Additionally, there were some details that I had no idea could be so complicated. Selecting tableware, securing vendors and narrowing food choices, just to name a few. There have been tears, stress and constant awareness of just how close I am to crossing the line to full Bridezilla. The one thing I never thought I’d worry about was wedding floral arrangements. Andrew and I have had wonderful friends and family volunteering their services and making so much of the process go smoothly. You see, naturally, my wedding has transformed itself into an image of a pristine evening garden party.
Our venue is a green manicured selection of lawn paired with a pristine white gazebo that is framed by a giant willow. The garden itself is perfectly decorated with no additional touches, so of course, we have plans to bring in truckloads of additional plants. We will have hanging gardens in the windows of the gazebo, blooming towers along the aisle and 36 feet of window boxes to line the final rows of chairs. The bridal party will be framed with a trio of planters on either side, and the reception will be home to no fewer than 20 hanging baskets throughout. Not to mention the collection of plants that will center each table at the reception. Each guest will leave with their own plant and encouragement to “watch our love grow.” All of these grand plans were made with the intention of the planters to be REAL living plants. The only cut flowers that were selected were for the bouquets and boutonnieres (although there was a brief discussion on having the bridesmaids carry small hanging baskets). Plans have been in place and some of these decorations have been through the trial process and growing since April.

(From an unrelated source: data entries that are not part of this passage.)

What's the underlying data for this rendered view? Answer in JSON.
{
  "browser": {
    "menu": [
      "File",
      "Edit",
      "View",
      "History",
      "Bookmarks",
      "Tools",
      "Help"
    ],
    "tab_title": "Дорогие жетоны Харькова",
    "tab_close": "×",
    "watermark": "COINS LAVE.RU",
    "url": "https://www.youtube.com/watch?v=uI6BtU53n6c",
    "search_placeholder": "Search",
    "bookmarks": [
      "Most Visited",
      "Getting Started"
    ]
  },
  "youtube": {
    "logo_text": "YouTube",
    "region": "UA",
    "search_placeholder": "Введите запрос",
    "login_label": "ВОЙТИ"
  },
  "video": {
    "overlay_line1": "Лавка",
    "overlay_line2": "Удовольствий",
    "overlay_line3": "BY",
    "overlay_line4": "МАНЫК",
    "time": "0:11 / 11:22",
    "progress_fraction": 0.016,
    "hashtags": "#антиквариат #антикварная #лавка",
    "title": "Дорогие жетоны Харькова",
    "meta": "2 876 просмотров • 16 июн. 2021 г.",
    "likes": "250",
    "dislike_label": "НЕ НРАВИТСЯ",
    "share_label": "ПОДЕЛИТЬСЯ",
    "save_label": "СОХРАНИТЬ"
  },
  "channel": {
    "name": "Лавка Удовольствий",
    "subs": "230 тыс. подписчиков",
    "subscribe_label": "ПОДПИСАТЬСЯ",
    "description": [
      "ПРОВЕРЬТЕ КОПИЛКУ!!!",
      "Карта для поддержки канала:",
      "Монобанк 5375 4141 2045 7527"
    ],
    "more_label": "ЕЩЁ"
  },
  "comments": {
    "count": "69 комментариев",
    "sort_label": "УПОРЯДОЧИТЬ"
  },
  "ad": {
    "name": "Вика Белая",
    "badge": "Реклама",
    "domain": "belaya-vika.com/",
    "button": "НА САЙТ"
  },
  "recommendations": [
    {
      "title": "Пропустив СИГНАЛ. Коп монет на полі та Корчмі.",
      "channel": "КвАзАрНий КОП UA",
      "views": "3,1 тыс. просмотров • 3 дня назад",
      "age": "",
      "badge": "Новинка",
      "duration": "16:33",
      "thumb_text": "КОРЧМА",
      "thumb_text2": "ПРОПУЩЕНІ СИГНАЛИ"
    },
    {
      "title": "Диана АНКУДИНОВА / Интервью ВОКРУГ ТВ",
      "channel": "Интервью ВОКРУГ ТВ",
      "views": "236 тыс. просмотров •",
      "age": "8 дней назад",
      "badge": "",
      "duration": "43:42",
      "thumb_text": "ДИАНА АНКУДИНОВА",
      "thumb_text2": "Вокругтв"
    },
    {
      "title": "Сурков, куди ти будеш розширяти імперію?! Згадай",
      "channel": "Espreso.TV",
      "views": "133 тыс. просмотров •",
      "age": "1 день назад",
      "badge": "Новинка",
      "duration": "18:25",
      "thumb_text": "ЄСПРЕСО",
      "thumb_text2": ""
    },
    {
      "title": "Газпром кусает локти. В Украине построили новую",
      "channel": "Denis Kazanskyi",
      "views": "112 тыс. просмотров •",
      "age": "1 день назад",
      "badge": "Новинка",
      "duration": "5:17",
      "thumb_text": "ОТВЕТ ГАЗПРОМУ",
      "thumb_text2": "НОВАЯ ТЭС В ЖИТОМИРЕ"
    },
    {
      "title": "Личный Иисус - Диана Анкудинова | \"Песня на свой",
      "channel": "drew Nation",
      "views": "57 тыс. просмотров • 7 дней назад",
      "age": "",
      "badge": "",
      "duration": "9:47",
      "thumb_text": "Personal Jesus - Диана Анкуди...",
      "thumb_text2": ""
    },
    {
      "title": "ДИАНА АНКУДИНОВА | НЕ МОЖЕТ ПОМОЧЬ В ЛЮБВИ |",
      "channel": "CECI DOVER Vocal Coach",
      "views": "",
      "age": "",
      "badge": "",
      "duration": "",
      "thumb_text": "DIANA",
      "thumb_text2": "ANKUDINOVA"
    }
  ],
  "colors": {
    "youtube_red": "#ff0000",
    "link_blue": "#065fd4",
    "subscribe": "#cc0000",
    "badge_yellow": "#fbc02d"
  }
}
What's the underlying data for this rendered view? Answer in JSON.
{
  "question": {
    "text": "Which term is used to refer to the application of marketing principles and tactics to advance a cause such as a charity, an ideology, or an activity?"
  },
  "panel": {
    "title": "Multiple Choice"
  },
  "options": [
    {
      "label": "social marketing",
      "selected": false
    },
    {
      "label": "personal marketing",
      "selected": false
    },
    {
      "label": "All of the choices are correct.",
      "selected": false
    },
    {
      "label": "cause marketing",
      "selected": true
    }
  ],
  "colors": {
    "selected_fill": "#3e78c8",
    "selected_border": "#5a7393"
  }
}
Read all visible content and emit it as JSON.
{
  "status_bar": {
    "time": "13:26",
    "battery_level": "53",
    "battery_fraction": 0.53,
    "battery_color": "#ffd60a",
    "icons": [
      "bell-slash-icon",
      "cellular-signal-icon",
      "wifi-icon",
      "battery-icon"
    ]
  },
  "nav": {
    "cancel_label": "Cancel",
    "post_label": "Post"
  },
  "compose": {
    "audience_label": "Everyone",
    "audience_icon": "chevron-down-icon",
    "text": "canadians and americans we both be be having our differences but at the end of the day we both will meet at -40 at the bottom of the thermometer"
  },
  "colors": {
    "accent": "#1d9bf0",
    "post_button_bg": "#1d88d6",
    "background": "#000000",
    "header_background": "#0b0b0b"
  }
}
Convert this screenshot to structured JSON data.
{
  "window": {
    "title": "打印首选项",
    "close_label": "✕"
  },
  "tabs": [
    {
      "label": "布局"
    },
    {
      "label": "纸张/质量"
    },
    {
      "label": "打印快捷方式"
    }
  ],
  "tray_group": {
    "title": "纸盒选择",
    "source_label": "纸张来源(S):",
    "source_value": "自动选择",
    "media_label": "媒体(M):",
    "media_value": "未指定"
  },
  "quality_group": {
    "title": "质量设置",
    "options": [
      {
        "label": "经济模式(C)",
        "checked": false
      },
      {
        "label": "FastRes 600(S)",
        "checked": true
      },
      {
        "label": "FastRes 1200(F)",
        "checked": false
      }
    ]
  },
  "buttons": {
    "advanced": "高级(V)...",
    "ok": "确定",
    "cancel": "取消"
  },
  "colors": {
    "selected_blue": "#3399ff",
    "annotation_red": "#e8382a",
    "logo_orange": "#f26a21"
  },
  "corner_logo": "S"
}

The only problem with plants, you see, is they can be very temperamental. What started as an easy and unique idea has turned into a science project. One of my experiments has been a failure so far. Four trials of blooming towers have turned into three and a half-burnt towers and one living but not a full tower. I have one more chance of getting it right. The second experiment has fared much better. My floral team was on a mission to create a lush trailing window box without using any large summer sunny blooms. They have come up with a masterpiece of perennials and a touch of annual bloom. The key to these boxes is that they will last! Andrew and I have the opportunity to take them to our future new home and have something from our wedding for hopefully years to come. The same can be said for our hanging gardens. All I have to do now is make sure that they, like us, stay hydrated during these hot days.
Now might be a good time to start to think about something that you want to last beyond a special day. A hanging basket can be added to wedding decor with coordinating colors. Poppers can be used as centerpieces then planted. Window boxes can be planted with perennials to last for an early fall wedding. Even wedding guests can gift their newlyweds something to brighten their new lives together, basket subscription gifts will last a whole year! If there is one piece of advice I were to offer in this wonderful experience, it is to leave time to plant two (at least).